[Representational image]Creative Commons

The Election Commission of India (EC) has announced the full schedule of the Assembly polls to be held in Goa, Uttarakhand, Manipur, Punjab and Uttar Pradesh, thereby resulting in the implementation of the Model Code of Conduct — also known as the poll code — in these states.

It is now upon the state election commissions to ensure that political parties do not take undue advantage of being in power in these states. The poll code will also ensure that the opposition political parties do not use any unfair means to campaign for votes for their candidates.

Here are 8 things that the political parties are banned from doing, thanks to the Model Code of Conduct that came into effect with Chief Election Commissioner Nasim Zaidi announcing the poll schedule on Wednesday, January 4:

1. Defacing government property. According to an official statement from the poll panel: "All wall writing, posters, papers or defacement in any other form, cut-out, hoardings, banners, flags etc., on government property shall be removed within 24 hours from the announcement of elections."

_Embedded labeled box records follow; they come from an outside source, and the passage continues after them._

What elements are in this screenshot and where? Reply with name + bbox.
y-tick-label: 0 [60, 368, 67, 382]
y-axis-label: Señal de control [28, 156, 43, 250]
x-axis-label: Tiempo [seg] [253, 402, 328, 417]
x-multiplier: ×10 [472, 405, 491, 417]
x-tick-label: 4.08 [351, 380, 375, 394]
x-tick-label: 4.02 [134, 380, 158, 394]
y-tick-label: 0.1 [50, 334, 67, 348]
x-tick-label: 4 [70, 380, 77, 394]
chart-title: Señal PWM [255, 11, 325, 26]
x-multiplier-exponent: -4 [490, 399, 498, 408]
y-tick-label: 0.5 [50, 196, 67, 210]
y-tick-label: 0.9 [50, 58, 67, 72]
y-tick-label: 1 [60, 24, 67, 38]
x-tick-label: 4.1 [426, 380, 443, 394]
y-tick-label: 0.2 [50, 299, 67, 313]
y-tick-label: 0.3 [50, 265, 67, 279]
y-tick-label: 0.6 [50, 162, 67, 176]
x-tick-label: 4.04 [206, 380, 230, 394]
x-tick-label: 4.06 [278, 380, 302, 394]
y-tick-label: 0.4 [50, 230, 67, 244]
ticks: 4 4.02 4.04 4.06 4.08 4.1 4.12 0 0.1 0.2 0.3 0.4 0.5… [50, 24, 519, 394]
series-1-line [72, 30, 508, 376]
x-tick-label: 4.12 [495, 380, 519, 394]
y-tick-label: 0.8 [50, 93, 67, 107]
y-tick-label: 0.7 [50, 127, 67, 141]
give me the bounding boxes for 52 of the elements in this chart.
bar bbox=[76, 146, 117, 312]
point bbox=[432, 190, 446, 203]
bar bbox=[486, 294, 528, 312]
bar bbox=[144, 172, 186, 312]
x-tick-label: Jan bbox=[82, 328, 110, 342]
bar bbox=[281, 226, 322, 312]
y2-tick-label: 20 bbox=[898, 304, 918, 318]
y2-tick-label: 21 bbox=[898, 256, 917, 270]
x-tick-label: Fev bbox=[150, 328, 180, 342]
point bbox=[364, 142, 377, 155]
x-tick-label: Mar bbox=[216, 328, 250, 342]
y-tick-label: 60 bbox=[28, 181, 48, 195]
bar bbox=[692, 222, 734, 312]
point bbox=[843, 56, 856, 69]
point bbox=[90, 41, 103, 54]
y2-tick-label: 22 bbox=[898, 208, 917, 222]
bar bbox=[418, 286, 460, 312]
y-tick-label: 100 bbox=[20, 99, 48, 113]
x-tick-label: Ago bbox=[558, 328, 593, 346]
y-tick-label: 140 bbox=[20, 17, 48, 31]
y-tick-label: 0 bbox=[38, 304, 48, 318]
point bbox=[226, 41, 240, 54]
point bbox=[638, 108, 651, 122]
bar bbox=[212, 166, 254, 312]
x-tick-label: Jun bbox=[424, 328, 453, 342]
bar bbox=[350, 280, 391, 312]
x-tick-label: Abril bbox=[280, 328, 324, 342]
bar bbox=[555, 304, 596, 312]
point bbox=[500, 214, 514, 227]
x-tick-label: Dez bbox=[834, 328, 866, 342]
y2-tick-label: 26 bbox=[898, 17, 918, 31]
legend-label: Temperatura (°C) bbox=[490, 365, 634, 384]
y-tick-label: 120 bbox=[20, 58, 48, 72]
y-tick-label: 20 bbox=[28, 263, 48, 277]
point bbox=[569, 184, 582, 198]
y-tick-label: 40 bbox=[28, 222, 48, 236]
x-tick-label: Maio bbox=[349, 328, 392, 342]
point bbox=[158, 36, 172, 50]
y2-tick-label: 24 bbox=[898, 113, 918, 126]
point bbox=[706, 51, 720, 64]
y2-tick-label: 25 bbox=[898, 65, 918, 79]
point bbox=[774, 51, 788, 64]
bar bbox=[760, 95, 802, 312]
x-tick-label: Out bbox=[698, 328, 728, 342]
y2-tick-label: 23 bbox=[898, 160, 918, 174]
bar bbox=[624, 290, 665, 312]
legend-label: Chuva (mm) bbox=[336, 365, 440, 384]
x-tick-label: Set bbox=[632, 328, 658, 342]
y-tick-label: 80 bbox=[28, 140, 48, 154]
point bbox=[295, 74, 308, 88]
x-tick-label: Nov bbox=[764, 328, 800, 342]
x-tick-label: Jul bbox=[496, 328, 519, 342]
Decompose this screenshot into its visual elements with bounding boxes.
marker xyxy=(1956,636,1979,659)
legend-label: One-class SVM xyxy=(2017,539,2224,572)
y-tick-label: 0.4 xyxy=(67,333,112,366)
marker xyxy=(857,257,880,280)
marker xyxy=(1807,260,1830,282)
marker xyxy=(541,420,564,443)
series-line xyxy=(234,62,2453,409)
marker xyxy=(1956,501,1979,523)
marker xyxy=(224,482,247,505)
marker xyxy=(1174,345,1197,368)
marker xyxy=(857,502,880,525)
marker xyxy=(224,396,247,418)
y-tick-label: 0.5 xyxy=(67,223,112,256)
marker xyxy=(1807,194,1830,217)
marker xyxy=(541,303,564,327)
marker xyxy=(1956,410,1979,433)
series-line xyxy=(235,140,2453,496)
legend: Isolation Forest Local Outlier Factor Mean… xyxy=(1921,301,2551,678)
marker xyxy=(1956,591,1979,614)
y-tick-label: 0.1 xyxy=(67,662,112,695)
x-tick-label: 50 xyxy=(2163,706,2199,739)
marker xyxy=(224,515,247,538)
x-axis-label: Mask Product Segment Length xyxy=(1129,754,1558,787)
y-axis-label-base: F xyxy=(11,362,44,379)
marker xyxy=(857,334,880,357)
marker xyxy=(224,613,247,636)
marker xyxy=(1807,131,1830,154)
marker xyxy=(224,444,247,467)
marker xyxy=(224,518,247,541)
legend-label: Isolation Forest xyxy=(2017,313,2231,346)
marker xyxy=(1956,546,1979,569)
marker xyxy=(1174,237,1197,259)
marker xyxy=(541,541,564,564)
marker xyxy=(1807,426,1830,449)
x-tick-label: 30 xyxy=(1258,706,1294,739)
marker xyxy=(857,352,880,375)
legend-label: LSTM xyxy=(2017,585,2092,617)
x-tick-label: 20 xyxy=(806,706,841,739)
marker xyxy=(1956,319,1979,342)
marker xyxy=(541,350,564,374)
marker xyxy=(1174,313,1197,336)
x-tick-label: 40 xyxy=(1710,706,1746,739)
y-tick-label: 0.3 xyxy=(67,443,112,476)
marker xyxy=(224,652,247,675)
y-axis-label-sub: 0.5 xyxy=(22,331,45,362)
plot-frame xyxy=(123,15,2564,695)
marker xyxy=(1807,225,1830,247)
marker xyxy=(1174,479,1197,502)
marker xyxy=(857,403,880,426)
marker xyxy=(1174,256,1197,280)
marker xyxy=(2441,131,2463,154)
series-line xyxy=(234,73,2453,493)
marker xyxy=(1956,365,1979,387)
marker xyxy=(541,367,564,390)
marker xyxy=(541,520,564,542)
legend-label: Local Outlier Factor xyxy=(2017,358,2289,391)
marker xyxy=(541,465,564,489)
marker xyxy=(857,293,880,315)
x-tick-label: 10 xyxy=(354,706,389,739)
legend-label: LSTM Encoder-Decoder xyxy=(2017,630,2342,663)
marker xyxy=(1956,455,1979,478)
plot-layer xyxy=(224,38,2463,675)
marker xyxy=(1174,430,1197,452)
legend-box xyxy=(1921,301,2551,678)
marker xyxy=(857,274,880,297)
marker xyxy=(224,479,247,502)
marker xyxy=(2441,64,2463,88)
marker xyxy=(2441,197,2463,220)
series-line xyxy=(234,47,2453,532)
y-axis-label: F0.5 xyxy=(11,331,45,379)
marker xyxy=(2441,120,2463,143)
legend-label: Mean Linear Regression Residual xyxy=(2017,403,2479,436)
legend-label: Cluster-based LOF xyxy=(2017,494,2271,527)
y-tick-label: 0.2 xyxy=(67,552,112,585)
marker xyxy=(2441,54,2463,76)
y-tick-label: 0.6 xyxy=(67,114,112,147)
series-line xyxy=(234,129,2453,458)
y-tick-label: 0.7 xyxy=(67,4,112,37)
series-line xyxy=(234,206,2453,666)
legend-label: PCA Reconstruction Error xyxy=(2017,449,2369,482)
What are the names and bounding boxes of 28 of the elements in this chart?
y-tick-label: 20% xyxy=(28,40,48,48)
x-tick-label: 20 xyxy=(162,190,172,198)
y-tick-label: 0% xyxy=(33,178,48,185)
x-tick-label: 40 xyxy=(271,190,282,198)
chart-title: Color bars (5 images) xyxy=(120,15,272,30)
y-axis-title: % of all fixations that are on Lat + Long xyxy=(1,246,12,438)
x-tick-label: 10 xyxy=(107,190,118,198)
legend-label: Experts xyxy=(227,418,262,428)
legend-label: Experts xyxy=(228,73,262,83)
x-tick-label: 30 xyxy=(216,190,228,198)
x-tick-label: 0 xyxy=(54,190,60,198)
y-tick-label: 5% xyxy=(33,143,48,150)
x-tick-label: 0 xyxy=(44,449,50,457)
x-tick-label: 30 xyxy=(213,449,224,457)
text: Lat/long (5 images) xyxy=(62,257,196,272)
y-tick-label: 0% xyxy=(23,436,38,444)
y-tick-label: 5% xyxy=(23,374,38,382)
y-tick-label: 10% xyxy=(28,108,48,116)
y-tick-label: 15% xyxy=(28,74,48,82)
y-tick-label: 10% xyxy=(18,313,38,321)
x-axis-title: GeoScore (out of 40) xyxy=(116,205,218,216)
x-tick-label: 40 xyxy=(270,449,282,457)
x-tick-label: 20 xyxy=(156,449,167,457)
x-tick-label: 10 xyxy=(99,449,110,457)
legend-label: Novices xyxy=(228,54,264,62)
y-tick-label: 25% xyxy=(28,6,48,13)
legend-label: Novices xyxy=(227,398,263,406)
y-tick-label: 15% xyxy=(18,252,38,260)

2. Defacing public property. Even this is a strict no-no for political parties. The EC says: "All unauthorised political advertisement, in the form of wall writing, posters, papers or defacement in any other form, cut-out or hoardings, banners, flags etc., at public property and in public space like railway stations, bus stands, airports, railway bridges, roadways, government buses, electric or telephone poles, municipal or local bodies' buildings etc, shall be removed within 48 hours from the announcement of elections by the commission."

3. Defacing private property. Of course, private property is off-limits as well. The poll panel says: "All unauthorised political advertisement displayed at private property and subject to local law and court's directions, if any, shall be removed within 72 hours from the announcement of elections by the commission."

4. Misusing official vehicles. This is something political parties in power can do, so the EC has called for a "total ban on use of official vehicle by any political party, candidate or any other person connected with election (except officials performing any election related official duty) for campaigning, electioneering or election related travel during elections (subject to certain exception mentioned therein)."

5. Using government funds for political advertising. This, again, is something a party in power would do. So, the rules say: "Cost of public exchequer in the newspapers and other media and the misuse of official mass media during the election period for partisan coverage of political news and publicity regarding achievements with a view to furthering the prospects of the party in power shall be scrupulously avoided."

6. Putting photos of political functionary on official websites. The EC says: "All references of ministers, politicians or political parties available on central or state government's official websites shall be removed."

7. Spending indiscriminately. The poll panel has strict rules on how much a political part or a candidate can spend for his or her poll campaign. It says: "Flying squad, FSI video teams, intensive checking for liquor, cash or contraband drugs, flying squads of the Excise Department to check illicit trafficking of drugs or to be immediately activated after the announcement."

8. Start construction activity. There are a few things better than a new construction to convince the public that the incumbent government is a competent one, and was doing its work before the polls were announced. Hence, this restriction.